三十六日後、人類がこの世界から姿を消す、と真剣な面持ちで言っていたのだ。
事の発端は三ヶ月前まで遡る。
三ヶ月前――この世界には『予言者』と呼ばれる存在がいた。
予言者。
この世界のあらゆることを予言し、予言することによってこの世界を天災などから救ってきた者。名も性別も国籍も全てが謎であり、人間であるかどうかすら疑問に思われるような、そんな存在。
そんな彼がどういった者かを具体的に言えば、景気の変動による企業の株価の動きから地震ハリケーン等の災害まで、ありとあらゆる事柄を予言者は予言し、さらにはそれの対処方法までも我々人類に教えた。勿論、最初は誰も本気で予言者の言うことなど信じなかっただろう。新手の詐欺師か奇術師か、人を騙す側の人間の言葉だと誰もが思っていただろう。
しかし、予言者はそれら「騙す側の人間」とは違う方法で人類にアプローチしてきた。
予言者は、その予言に関わる全ての人の下へと予言を記した手紙を送った。宛名も差出人も書かれていない真っ白な封筒の中に手紙を入れ、それを数千人、数万人規模で関係者全員に届けたのだ。
これには多くの人が驚き、興味を示した。ただの人間にできる真似ではない。予言者とは一体何者なのか――予言者はたちまち人々に注目される存在となった。

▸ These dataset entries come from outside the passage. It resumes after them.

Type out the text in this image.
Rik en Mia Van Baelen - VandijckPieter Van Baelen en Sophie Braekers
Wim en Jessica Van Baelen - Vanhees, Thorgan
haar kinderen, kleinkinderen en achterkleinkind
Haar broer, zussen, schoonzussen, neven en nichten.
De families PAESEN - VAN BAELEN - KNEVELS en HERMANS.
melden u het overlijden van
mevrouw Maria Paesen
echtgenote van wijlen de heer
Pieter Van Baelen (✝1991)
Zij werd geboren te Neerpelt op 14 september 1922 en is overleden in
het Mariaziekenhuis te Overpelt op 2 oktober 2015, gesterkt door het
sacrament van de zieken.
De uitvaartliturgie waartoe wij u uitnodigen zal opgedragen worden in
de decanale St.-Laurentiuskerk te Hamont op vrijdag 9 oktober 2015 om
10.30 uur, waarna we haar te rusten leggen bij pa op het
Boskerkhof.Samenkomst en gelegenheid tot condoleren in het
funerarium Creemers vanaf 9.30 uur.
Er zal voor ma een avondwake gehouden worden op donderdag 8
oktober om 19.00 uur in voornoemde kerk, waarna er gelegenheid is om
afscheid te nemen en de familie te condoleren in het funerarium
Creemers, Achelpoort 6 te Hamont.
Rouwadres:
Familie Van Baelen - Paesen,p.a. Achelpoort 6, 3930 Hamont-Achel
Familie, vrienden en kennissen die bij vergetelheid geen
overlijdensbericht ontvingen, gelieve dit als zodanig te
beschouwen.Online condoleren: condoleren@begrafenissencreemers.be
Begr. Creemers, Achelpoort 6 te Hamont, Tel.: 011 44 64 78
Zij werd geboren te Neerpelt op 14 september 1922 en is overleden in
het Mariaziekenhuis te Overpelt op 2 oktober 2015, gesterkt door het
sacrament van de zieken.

そして、予言者の予言は的中する。それでも人々は予言者の予言に半信半疑だっただろう。一度だけなら偶然的中した可能性もある。そうだ。これは偶然だ。予言などというものが本当に出来る筈がないではないか。
そう、大多数の人間が思ったことだろう。
しかし、予言者の予言はそれからも続き、そして、外れることを知らなかった。最初の予言から何回目の予言だっただろうか。もう、予言者の予言を疑う者は、殆ど残っていなかった。
そして三ヶ月前のある日、彼は全世界に向け、こう言った。「今から約四か月後の八月二十六日に世界は崩壊し、人類は滅ぶ」と。

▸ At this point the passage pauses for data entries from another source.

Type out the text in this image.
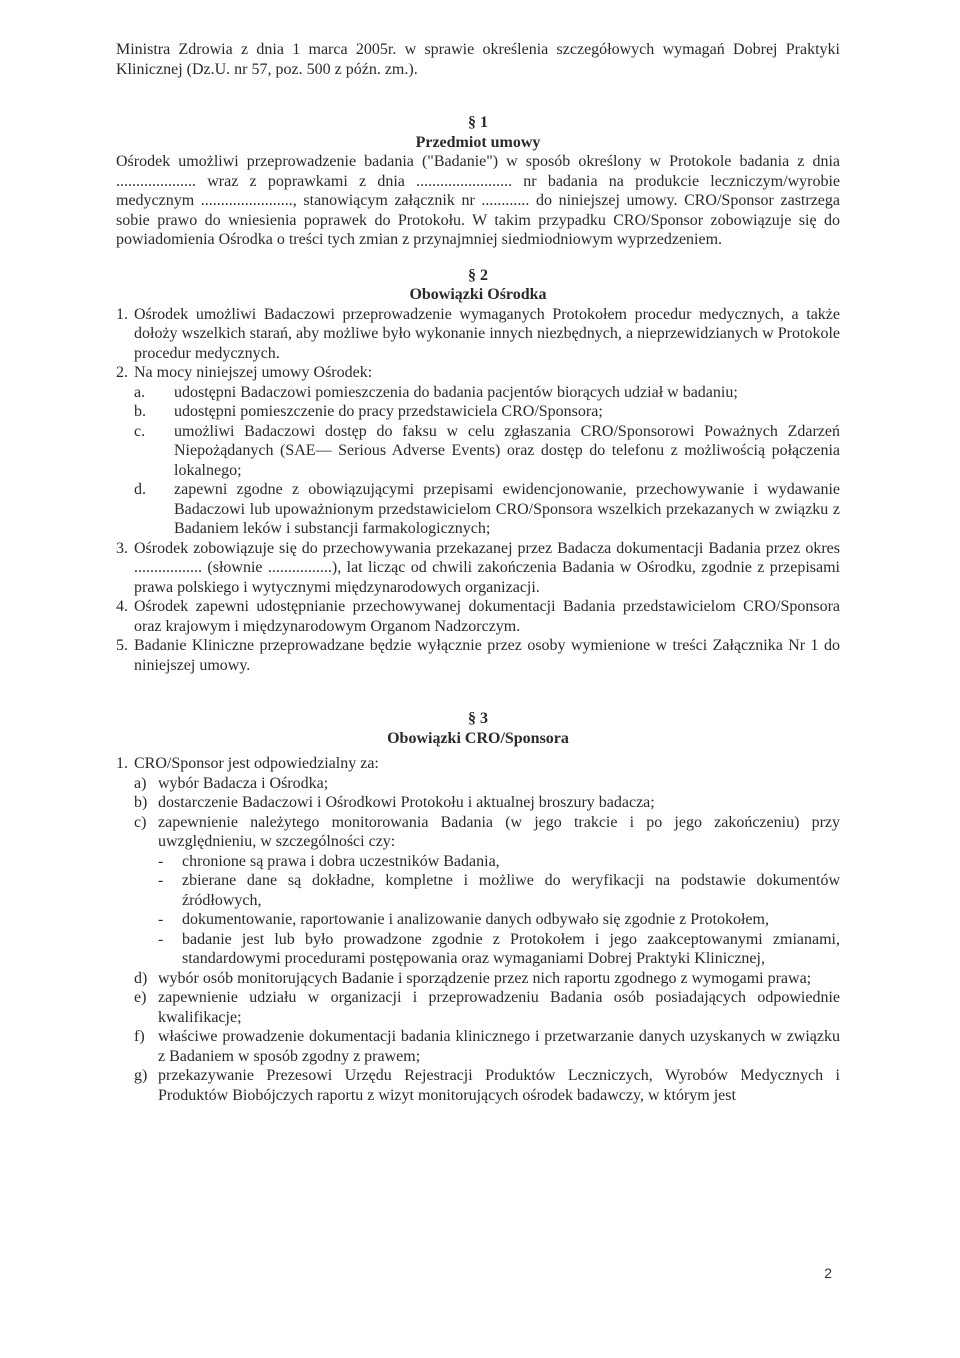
Ministra Zdrowia z dnia 1 marca 2005r. w sprawie określenia szczegółowych wymagań Dobrej Praktyki Klinicznej (Dz.U. nr 57, poz. 500 z późn. zm.).

§ 1
Przedmiot umowy

Ośrodek umożliwi przeprowadzenie badania ("Badanie") w sposób określony w Protokole badania z dnia .................... wraz z poprawkami z dnia ........................ nr badania na produkcie leczniczym/wyrobie medycznym ......................., stanowiącym załącznik nr ............ do niniejszej umowy. CRO/Sponsor zastrzega sobie prawo do wniesienia poprawek do Protokołu. W takim przypadku CRO/Sponsor zobowiązuje się do powiadomienia Ośrodka o treści tych zmian z przynajmniej siedmiodniowym wyprzedzeniem.

§ 2
Obowiązki Ośrodka
1. Ośrodek umożliwi Badaczowi przeprowadzenie wymaganych Protokołem procedur medycznych, a także dołoży wszelkich starań, aby możliwe było wykonanie innych niezbędnych, a nieprzewidzianych w Protokole procedur medycznych.
2. Na mocy niniejszej umowy Ośrodek:
a.	udostępni Badaczowi pomieszczenia do badania pacjentów biorących udział w badaniu;
b.	udostępni pomieszczenie do pracy przedstawiciela CRO/Sponsora;
c.	umożliwi Badaczowi dostęp do faksu w celu zgłaszania CRO/Sponsorowi Poważnych Zdarzeń Niepożądanych (SAE— Serious Adverse Events) oraz dostęp do telefonu z możliwością połączenia lokalnego;
d.	zapewni zgodne z obowiązującymi przepisami ewidencjonowanie, przechowywanie i wydawanie Badaczowi lub upoważnionym przedstawicielom CRO/Sponsora wszelkich przekazanych w związku z Badaniem leków i substancji farmakologicznych;
3. Ośrodek zobowiązuje się do przechowywania przekazanej przez Badacza dokumentacji Badania przez okres ................. (słownie ................), lat licząc od chwili zakończenia Badania w Ośrodku, zgodnie z przepisami prawa polskiego i wytycznymi międzynarodowych organizacji.
4. Ośrodek zapewni udostępnianie przechowywanej dokumentacji Badania przedstawicielom CRO/Sponsora oraz krajowym i międzynarodowym Organom Nadzorczym.
5. Badanie Kliniczne przeprowadzane będzie wyłącznie przez osoby wymienione w treści Załącznika Nr 1 do niniejszej umowy.
§ 3
Obowiązki CRO/Sponsora
1. CRO/Sponsor jest odpowiedzialny za:
a) wybór Badacza i Ośrodka;
b) dostarczenie Badaczowi i Ośrodkowi Protokołu i aktualnej broszury badacza;
c) zapewnienie należytego monitorowania Badania (w jego trakcie i po jego zakończeniu) przy uwzględnieniu, w szczególności czy:
-	chronione są prawa i dobra uczestników Badania,
-	zbierane dane są dokładne, kompletne i możliwe do weryfikacji na podstawie dokumentów źródłowych,
-	dokumentowanie, raportowanie i analizowanie danych odbywało się zgodnie z Protokołem,
-	badanie jest lub było prowadzone zgodnie z Protokołem i jego zaakceptowanymi zmianami, standardowymi procedurami postępowania oraz wymaganiami Dobrej Praktyki Klinicznej,
d) wybór osób monitorujących Badanie i sporządzenie przez nich raportu zgodnego z wymogami prawa;
e) zapewnienie udziału w organizacji i przeprowadzeniu Badania osób posiadających odpowiednie kwalifikacje;
f) właściwe prowadzenie dokumentacji badania klinicznego i przetwarzanie danych uzyskanych w związku z Badaniem w sposób zgodny z prawem;
g) przekazywanie Prezesowi Urzędu Rejestracji Produktów Leczniczych, Wyrobów Medycznych i Produktów Biobójczych raportu z wizyt monitorujących ośrodek badawczy, w którym jest
2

彼のその一言は世界にパニックとも言える騒動を巻き起こした。彼の予言は今まで一度たりとも外れたことがなかったから、それは仕方のないことだろう。
そして、彼に「世界崩壊を回避する方法はないのか」と問う者達が現れた。今まで彼は予言と共にその予言の内容についての対処方法も我々人類に示してきた。今回も何かしら予言者は救いの手を人間達に差し伸べてくれると思ったのだろう。

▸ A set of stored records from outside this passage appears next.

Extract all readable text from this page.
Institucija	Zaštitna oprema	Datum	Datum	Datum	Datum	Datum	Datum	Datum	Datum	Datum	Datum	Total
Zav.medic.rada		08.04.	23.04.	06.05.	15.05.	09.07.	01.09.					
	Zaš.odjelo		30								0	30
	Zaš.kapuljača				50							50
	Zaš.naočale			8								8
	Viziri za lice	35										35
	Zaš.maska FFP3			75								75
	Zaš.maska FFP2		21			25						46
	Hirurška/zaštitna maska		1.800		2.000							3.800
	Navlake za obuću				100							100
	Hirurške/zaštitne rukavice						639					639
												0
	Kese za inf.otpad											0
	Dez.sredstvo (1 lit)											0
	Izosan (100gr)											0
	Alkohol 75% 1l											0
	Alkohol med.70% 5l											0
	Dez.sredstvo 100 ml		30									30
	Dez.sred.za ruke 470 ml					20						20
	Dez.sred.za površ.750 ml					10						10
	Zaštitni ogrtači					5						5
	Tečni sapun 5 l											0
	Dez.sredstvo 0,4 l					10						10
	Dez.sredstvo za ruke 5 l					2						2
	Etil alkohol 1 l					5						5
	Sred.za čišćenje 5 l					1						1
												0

だがしかし、予言者はその問いに「回避する方法はない。甘んじて未来を受け入れろ」と答えた。その返答に世界中の誰もが絶望したことだろう。本当に方法はないのか、どうにかして人間だけでも救えないのだろうか、多くの人間達が声を挙げたが予言者はもう何も答えなかった。
それから間もなくのことだ。
予言者は忽然と世界から姿を消した。
例の手紙はぱったりと途絶え、人々の問いにも答えようとするのを止めた。
予言者は突然、何も言わなくなったのだ。
まるで、自分の役目を終えたかのように。